Durante el día pone una silla afuera, a un costado de la vivienda que ella misma levantó. Se sienta a contemplar las curvas verdes que interrumpen el azul del cielo catense, cerca de la costa del mar Caribe. Vivió apenas unos días en Caracas con una tía, pero no aguantó, se escapó y regresó a su pueblo.
—Extrañaba abrir los ojos y ver todo este verde, sentir la brisa de aquí que es sabrosa porque es de playa y de monte al mismo tiempo —dice con los ojos vidriosos.
Lo que recoge de las matas de su patio o lo que tiene en la nevera lo comparte. Prefiere comer poquito que comer sola y eso hace con sus compañeras de trabajo. Su mirada es esquiva cuando no conoce a alguien, sin embargo, a pesar de ser amarga es dulce, como el chocolate. Habla poco con “los forasteros”, como le dicen en Cata a los que no son del pueblo, pero, apenas ve a las otras tres mujeres con las que ha cuidado y mantenido la Hacienda durante todo este tiempo, se le suelta la lengua.

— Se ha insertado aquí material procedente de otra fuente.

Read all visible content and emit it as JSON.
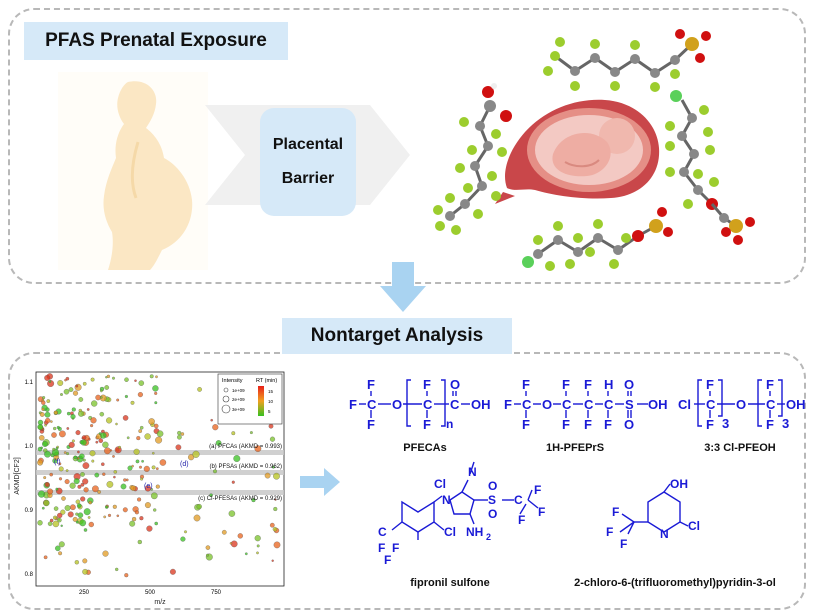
{
  "top_panel": {
    "title": "PFAS Prenatal Exposure",
    "barrier_label_line1": "Placental",
    "barrier_label_line2": "Barrier"
  },
  "bottom_panel": {
    "title": "Nontarget Analysis"
  },
  "plot": {
    "y_axis_label": "AKMD[CF2]",
    "x_axis_label": "m/z",
    "y_ticks": [
      "1.1",
      "1.0",
      "0.9",
      "0.8"
    ],
    "x_ticks": [
      "250",
      "500",
      "750"
    ],
    "legend_intensity_title": "Intensity",
    "legend_intensity_items": [
      "1e+09",
      "2e+09",
      "3e+09"
    ],
    "legend_rt_title": "RT (min)",
    "legend_rt_ticks": [
      "15",
      "10",
      "5"
    ],
    "series_lines": [
      "(a) PFCAs (AKMD = 0.993)",
      "(b) PFSAs (AKMD = 0.962)",
      "(c) Cl-PFESAs (AKMD = 0.929)"
    ],
    "point_tags": [
      "(d)",
      "(e)",
      "(f)"
    ]
  },
  "compounds": [
    {
      "name": "PFECAs"
    },
    {
      "name": "1H-PFEPrS"
    },
    {
      "name": "3:3 Cl-PFEOH"
    },
    {
      "name": "fipronil sulfone"
    },
    {
      "name": "2-chloro-6-(trifluoromethyl)pyridin-3-ol"
    }
  ],
  "colors": {
    "label_bg": "#d6e9f8",
    "arrow_blue": "#a9d3f1",
    "chem_blue": "#1a1ad6",
    "skin": "#fbe7c4",
    "fluorine_green": "#9ccd2e",
    "oxygen_red": "#d01010"
  }
}
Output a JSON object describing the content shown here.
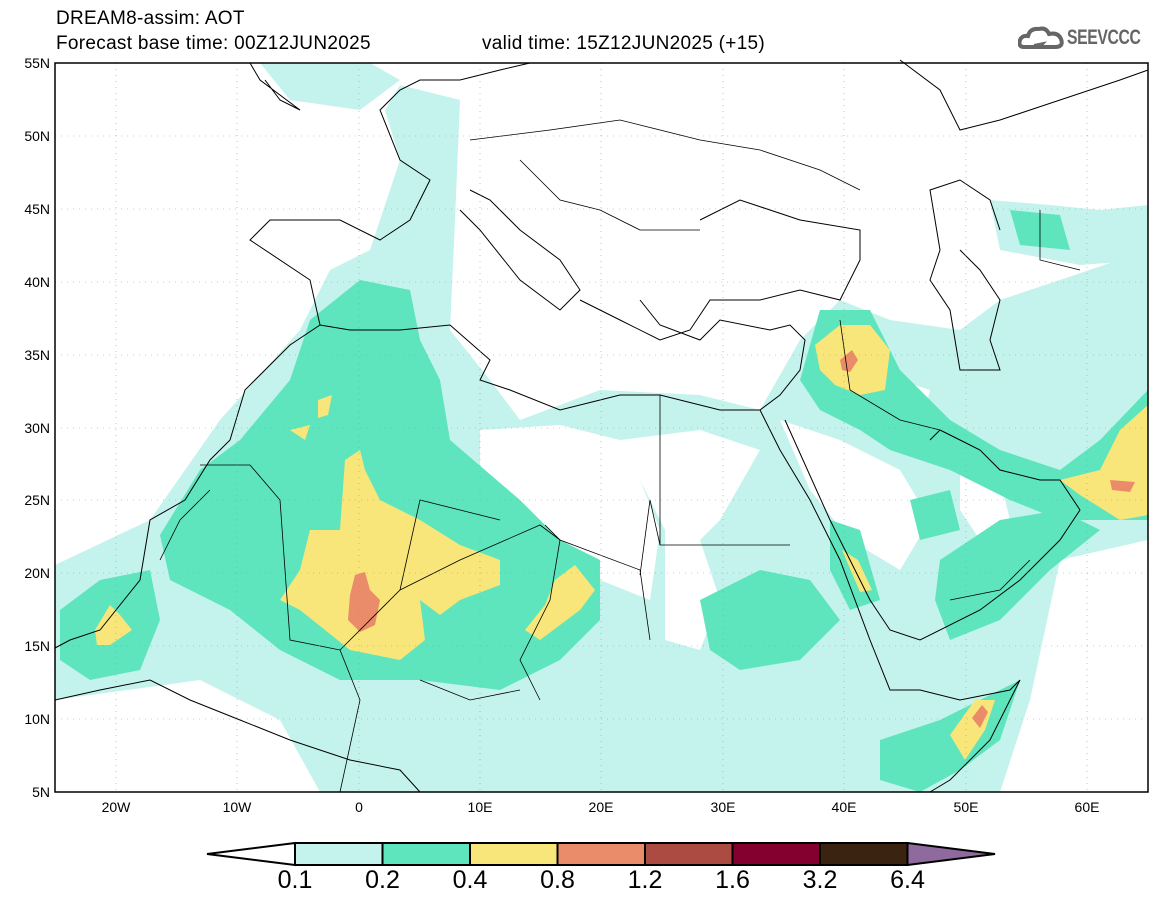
{
  "title": {
    "line1": "DREAM8-assim: AOT",
    "base": "Forecast base time: 00Z12JUN2025",
    "valid": "valid time: 15Z12JUN2025 (+15)"
  },
  "logo": {
    "text": "SEEVCCC"
  },
  "axes": {
    "lat_labels": [
      "55N",
      "50N",
      "45N",
      "40N",
      "35N",
      "30N",
      "25N",
      "20N",
      "15N",
      "10N",
      "5N"
    ],
    "lon_labels": [
      "20W",
      "10W",
      "0",
      "10E",
      "20E",
      "30E",
      "40E",
      "50E",
      "60E"
    ]
  },
  "colorbar": {
    "labels": [
      "0.1",
      "0.2",
      "0.4",
      "0.8",
      "1.2",
      "1.6",
      "3.2",
      "6.4"
    ],
    "colors": [
      "#ffffff",
      "#c4f3ed",
      "#5ee5bd",
      "#f8e67a",
      "#ea8b6a",
      "#ab4b42",
      "#84002f",
      "#3a2411",
      "#8e6a9f"
    ]
  }
}
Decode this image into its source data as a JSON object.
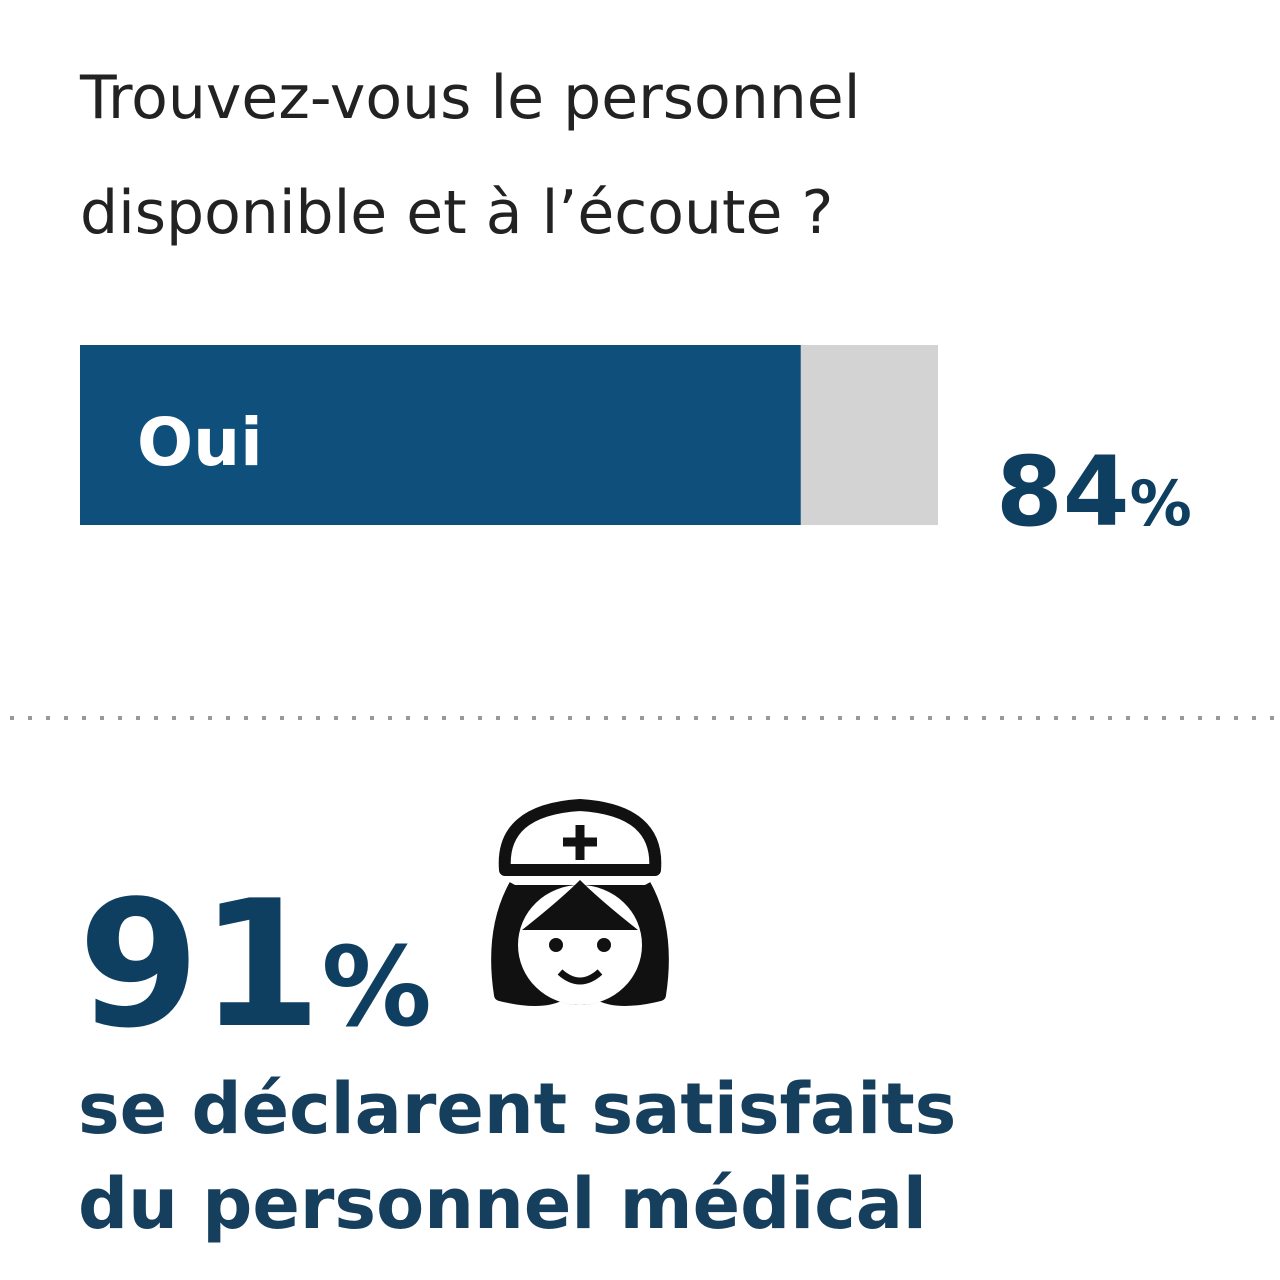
{
  "question": [
    "Trouvez-vous le personnel",
    "disponible  et à l’écoute ?"
  ],
  "bar": {
    "label": "Oui",
    "value": 84,
    "unit": "%",
    "xlim": [
      0,
      100
    ],
    "color": "#0e4f7c",
    "track_color": "#d3d3d3"
  },
  "stat": {
    "value": 91,
    "unit": "%",
    "lines": [
      "se déclarent satisfaits",
      "du personnel médical"
    ]
  }
}
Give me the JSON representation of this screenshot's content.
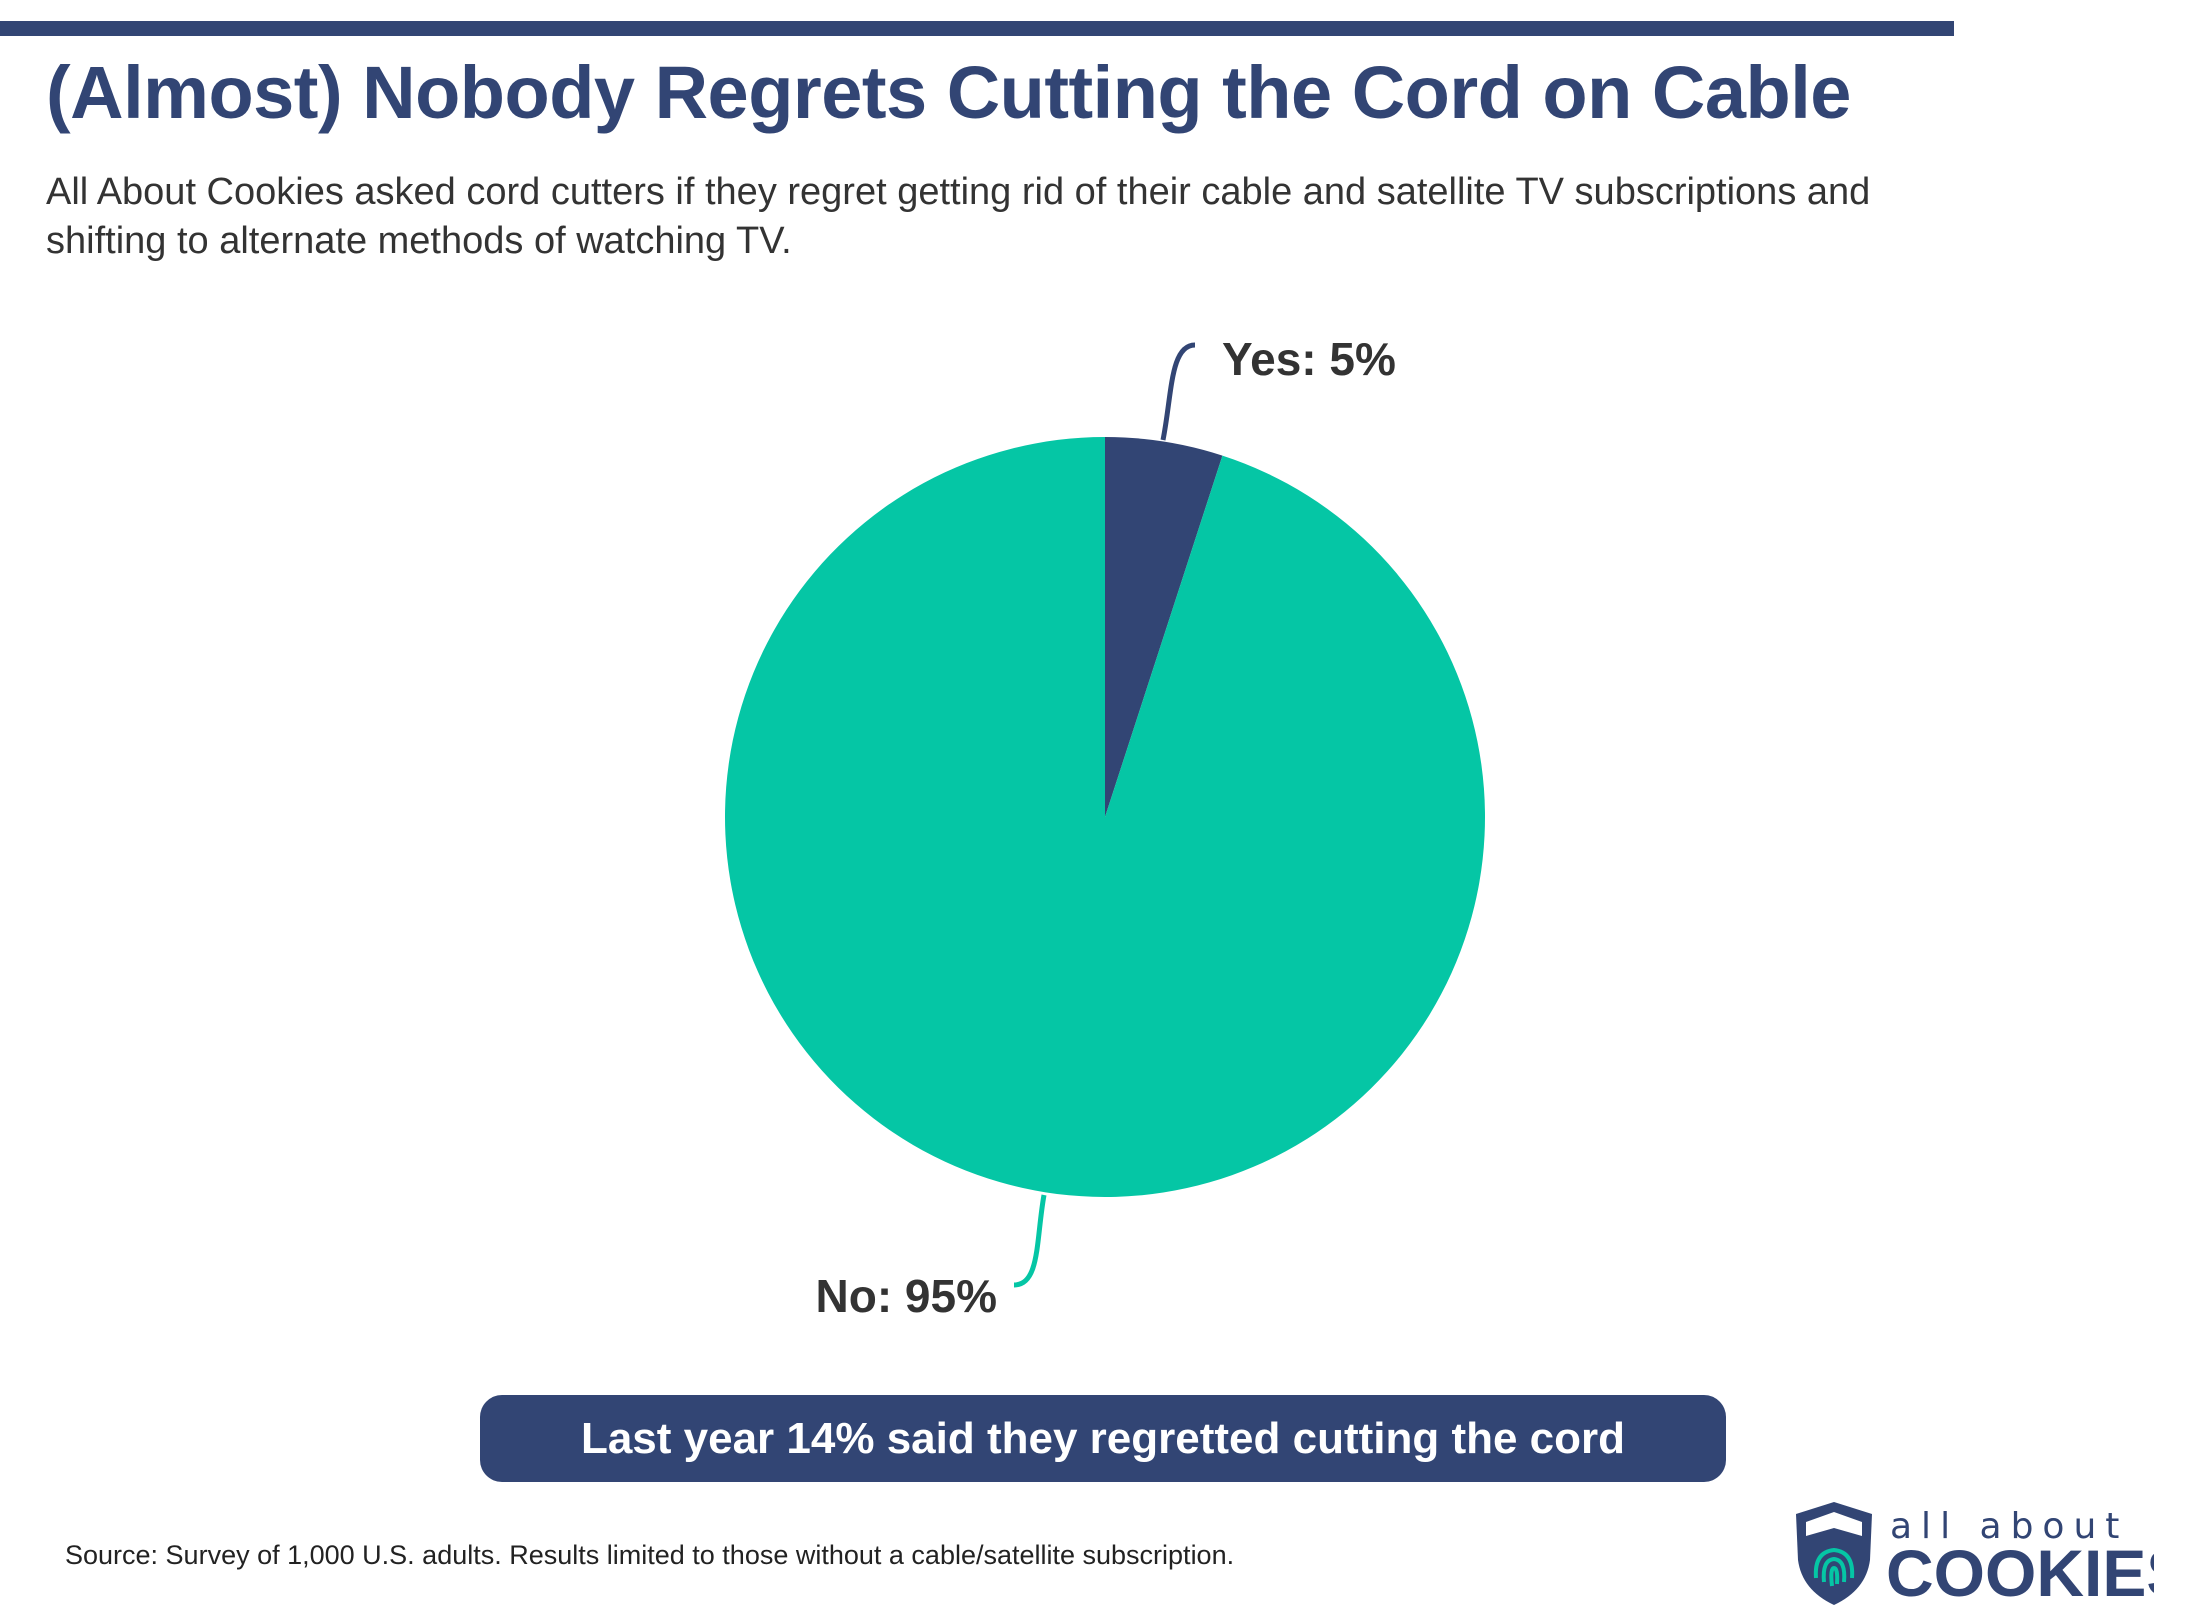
{
  "header": {
    "title": "(Almost) Nobody Regrets Cutting the Cord on Cable",
    "subtitle": "All About Cookies asked cord cutters if they regret getting rid of their cable and satellite TV subscriptions and shifting to alternate methods of watching TV."
  },
  "chart_data": {
    "type": "pie",
    "slices": [
      {
        "label": "Yes: 5%",
        "name": "Yes",
        "value": 5,
        "color": "#324574"
      },
      {
        "label": "No: 95%",
        "name": "No",
        "value": 95,
        "color": "#05c6a5"
      }
    ]
  },
  "callout": "Last year 14% said they regretted cutting the cord",
  "source": "Source: Survey of 1,000 U.S. adults. Results limited to those without a cable/satellite subscription.",
  "logo": {
    "line1": "all about",
    "line2": "COOKIES"
  },
  "colors": {
    "brand": "#324574",
    "accent": "#05c6a5"
  }
}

—Nosotras somos como una familia —señala con tranquilidad.
Ella tiene dos hijos y una nieta. Todos con los mismos apellidos: Díaz Díaz. Jonathan José —22 años— sube y baja de la bahía en su moto para dejar en casa el pescado del salado. Dian Jonalis —20 años— se queda en casa cuidando a Keirismar, su hija de un año. Al mediodía, cuando Marelis regresa de la Hacienda, se va a la playa a hacer comida en el restaurante donde cocina.
Marelis sale de la casa cargando a su nieta. Se sienta bajo la sombra de la mata de cambur mientras le da el tetero. Le gustaría que su familia mantuviera esas tierras como lo está haciendo ella, pero no los quiere obligar. “Si ellos van a trabajar con cacao, que sea porque se sienten bien y entienden que eso es lo suyo”.
—Todo esto que tenemos es para ti —le dice a la niña señalando con la barbilla la casa y la vista verde del monte aragüeño—. No de tu mamá, no de tu tío. Nada de esto es mío. Todo esto es tuyo, lo que tenemos es para ti y todo lo trabajamos por ti.